I shook my head shyly. "You can have them all."
She took my paintings away, and I went back to my easel. But the feelings I had about the sky and hills were gone, at least for that day. In a corner of thè classroom I could see the visiting woman talk to the teachers; they were glancing at me as they talked. She was pointing to things in my paintings. She was saying something about "Elizabeth's perceptions." Elizabeth was me; but what were perceptions: kinds of mountains or trees? I didn't know, and was humiliated.
I watched as she rolled my perceptions neatly, secured them with rubber bands, and placed them in a briefcase. Her eyes found me, across the room, and she smiled and waved, as if we had a secret together. Then she went away.
"She is a Professor of Education," said our teacher proudly, when the woman was gone. I nodded solemnly, as if I understood.
Finally I picked up my brush again, looked around at the paintings that the other childr
en were making, and tried to do it the way they did. I tried to make a firm, bright blue, bold strip of sky across the top of the paper. But I put too much water on my brush, perhaps on purpose, and the edges of the sky wept slowly down the center of the page.
At home that evening, when my parents told me that now my father, too, would be going away to the war, I asked them to tell me where that meant, and they answered the Pacific. Daddy showed me on a map where the Pacific was.
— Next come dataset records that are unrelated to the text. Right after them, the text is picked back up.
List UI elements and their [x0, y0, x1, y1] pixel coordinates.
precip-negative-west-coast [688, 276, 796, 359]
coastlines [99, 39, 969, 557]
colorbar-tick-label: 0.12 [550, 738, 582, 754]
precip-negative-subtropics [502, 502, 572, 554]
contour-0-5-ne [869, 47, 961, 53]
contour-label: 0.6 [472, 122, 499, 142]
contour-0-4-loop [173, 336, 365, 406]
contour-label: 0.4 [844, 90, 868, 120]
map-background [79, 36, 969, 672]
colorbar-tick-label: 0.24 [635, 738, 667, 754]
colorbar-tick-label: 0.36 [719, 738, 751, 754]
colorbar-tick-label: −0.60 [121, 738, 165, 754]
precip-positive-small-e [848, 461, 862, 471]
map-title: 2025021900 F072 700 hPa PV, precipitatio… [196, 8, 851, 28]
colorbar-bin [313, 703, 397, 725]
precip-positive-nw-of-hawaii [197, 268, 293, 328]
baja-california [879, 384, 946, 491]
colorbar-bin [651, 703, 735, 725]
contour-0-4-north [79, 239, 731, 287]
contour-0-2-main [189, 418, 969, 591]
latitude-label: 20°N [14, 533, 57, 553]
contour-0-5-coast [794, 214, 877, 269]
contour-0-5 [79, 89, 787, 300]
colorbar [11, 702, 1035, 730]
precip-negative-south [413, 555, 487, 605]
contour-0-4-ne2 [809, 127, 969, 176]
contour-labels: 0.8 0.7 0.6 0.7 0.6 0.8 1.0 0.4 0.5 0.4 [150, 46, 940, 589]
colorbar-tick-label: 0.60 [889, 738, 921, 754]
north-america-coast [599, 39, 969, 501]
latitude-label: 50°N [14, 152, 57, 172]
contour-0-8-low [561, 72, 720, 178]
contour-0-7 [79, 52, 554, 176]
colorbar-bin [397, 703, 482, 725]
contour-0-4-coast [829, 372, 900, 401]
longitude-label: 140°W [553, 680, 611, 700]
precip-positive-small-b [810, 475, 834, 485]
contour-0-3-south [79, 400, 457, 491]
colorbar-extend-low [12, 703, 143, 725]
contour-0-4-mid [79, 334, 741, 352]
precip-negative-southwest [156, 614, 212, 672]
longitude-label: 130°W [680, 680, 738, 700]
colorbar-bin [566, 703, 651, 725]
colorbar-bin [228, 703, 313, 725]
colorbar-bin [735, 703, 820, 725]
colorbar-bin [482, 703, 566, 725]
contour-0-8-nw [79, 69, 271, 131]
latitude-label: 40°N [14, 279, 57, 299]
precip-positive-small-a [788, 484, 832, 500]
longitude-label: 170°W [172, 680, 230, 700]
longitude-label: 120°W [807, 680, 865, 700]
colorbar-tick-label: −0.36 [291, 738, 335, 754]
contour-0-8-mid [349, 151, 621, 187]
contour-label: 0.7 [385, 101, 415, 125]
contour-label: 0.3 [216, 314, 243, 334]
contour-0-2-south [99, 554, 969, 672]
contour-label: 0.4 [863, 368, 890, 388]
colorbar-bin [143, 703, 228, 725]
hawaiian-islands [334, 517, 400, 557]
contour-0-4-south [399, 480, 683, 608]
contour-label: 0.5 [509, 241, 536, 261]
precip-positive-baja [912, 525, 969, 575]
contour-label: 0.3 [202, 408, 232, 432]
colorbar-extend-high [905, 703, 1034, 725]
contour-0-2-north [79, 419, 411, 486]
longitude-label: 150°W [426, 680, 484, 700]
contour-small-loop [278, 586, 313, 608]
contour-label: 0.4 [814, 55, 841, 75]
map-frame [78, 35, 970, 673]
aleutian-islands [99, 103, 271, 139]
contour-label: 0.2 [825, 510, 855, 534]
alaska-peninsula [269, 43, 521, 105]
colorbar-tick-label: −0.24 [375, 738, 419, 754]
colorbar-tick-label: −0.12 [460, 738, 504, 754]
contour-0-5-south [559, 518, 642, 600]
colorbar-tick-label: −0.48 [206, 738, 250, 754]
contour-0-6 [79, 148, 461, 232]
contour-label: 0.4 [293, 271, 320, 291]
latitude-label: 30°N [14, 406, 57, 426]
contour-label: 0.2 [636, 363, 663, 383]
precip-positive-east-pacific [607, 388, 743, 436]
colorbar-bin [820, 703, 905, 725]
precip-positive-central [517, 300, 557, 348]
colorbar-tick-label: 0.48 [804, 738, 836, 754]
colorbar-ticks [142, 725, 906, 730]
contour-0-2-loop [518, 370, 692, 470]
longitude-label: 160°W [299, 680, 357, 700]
And I could see, even looking at the flat map on the page of a book, that the Pacific must be the place where, even though there were no hills, no mountains, no trees, the sky would be everywhere—not just a thin and hateful strip, but a deep and endless blue that came all the way down, that touched the sea. In that sky the colors would blur, as if you were looking at them through a haze of tears.
3
"I DON'T LIKE it at Grandfather's," I said sulkily to Mama.
"Why not, Elizabeth?" She buttoned my pajamas and began to brush my hair.
"There are too many rooms. I get lost."
Mama smiled. "That will just take some getting used to. You know, this was my house when I was a little girl, even smaller than you. I used to like all the stairways, and the closets, and porches, and halls. Think of it as a place to explore."
"And Jess won't play with me anymore."
"Well, Jessica is making friends who are her own age, Liz. You will, too. And you know, when I was little, I didn't have a sister. So I played by myself."
"I'm scared of that boy," I confessed.
Mama looked puzzled. "What boy?"
"In the kitchen. I was in the kitchen talking to Tatie—she lets me lick the bowl when she's making cookies. And there was a boy hiding in the pantry. Tatie made him come out and say hello, but then he ran back in the pantry again and hid, and I could see him looking at me through the crack in the door. Tatie said not to pay any attention to him because he was being rude and no-account."